The humans are dead, the unfortunate result of yet another failed relationship with fascism, this time ending in a robot war. The only things alive on the planet Earth are 9-ish rag dolls and a robotic cat. The robotic cat is hunting down the rag dolls so that it can feed them to its master, the robot brain responsible for killing all of the humans (hereafter referred to as Skynet because, why not?). Skynet eats the rag dolls using a talisman created by the rag dolls' creator (who also created Skynet) which sucks the life force (later revealed as a good old-fashioned soul) out of one being and into another. Initially, the talisman is safely in the hands of rag-doll number 9 (voiced by perennial screw-up Elijah Wood) until, after seeing the robotic cat trying to plug the talisman into Skynet, Elijah Wood decides to emulate his adversary and plug the talisman into Skynet himself (this is the movie's only flirtation with anything resembling truth: "Elijah Wood is a screw up exclamation point exclamation point one oh em jee"). Violence ensues. Eventually, Elijah Wood finds a holographic recording of his creator lamenting the birth of Skynet ("it was a creation of my intellect, but it lacked a human soul") and revealing that, after giving his brain to Skynet, the creator gave his soul to the 9-ish rag dolls. Somehow, Elijah Wood decides this means he can use the talisman to destroy Skynet by liberating all of the souls it has already eaten and, whaddaya know?, it works. Hooray! A new world is now populated by the remaining 4 rag dolls.

Where to begin?

Why do we always assume that the problem with robots is that they don't have souls? One Iraq War, a healthcare debate, and two decades of denying Global Warming later, I'm pretty sure that the problem with humanity isn't that we let our brains get in the way of our souls. It seems more likely that we run into trouble when we let not-our-brains get in the way of our brains. Sorry, Tim: I'm afraid you and I are going to be on opposite sides of the robot war. Guess I'll have to be a conscientious objector.

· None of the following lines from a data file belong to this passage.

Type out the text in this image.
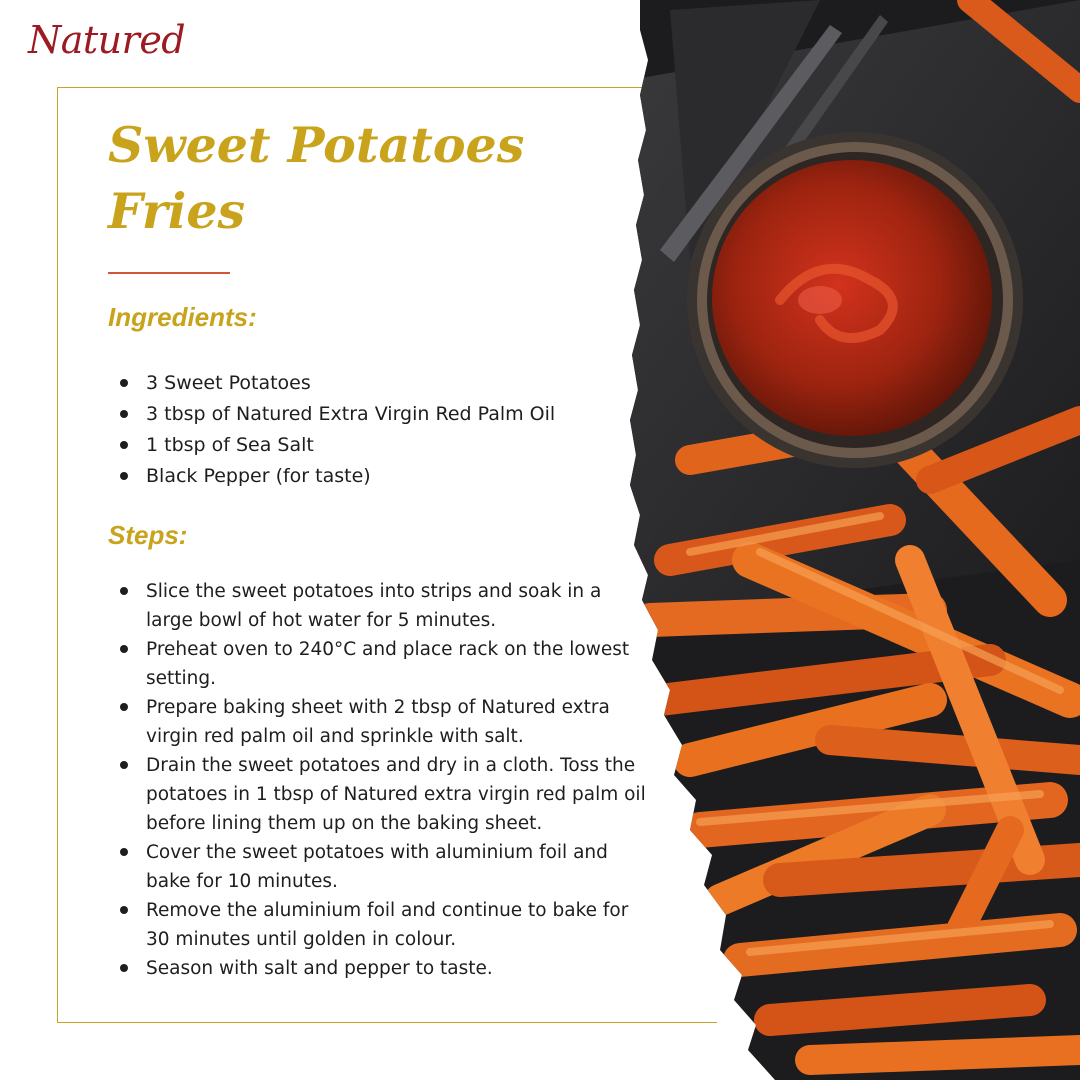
Natured
Sweet Potatoes
Fries
Ingredients:
3 Sweet Potatoes
3 tbsp of Natured Extra Virgin Red Palm Oil
1 tbsp of Sea Salt
Black Pepper (for taste)
Steps:
Slice the sweet potatoes into strips and soak in a large bowl of hot water for 5 minutes.
Preheat oven to 240°C and place rack on the lowest setting.
Prepare baking sheet with 2 tbsp of Natured extra virgin red palm oil and sprinkle with salt.
Drain the sweet potatoes and dry in a cloth. Toss the potatoes in 1 tbsp of Natured extra virgin red palm oil before lining them up on the baking sheet.
Cover the sweet potatoes with aluminium foil and bake for 10 minutes.
Remove the aluminium foil and continue to bake for 30 minutes until golden in colour.
Season with salt and pepper to taste.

Also, if the problem with Skynet is that it didn't have a soul, why should it care that Elijah Wood reverse polarizes the talisman and sucks the half-digested souls back out of it? I was totally pumped for Elijah Wood to realize that the creator had made the rag dolls assuming that Skynet would eat them and that, once Skynet had eaten all 9-ish, it would realize that it had a soul and didn't actually want to kill humans any more at which point it would... rebuild the Earth, fly off into space "Childhood's End" style, or maybe just shack up with Buffy. But no, the movie needed one more explosion/hackneyed plot bend.

I guess writing movies is a lot like being president of the galaxy: anyone who can get the job should, under no accounts, be allowed to carry it out.

So sad. So sad.

Maybe "Avatar" won't suck as bad as I think it does.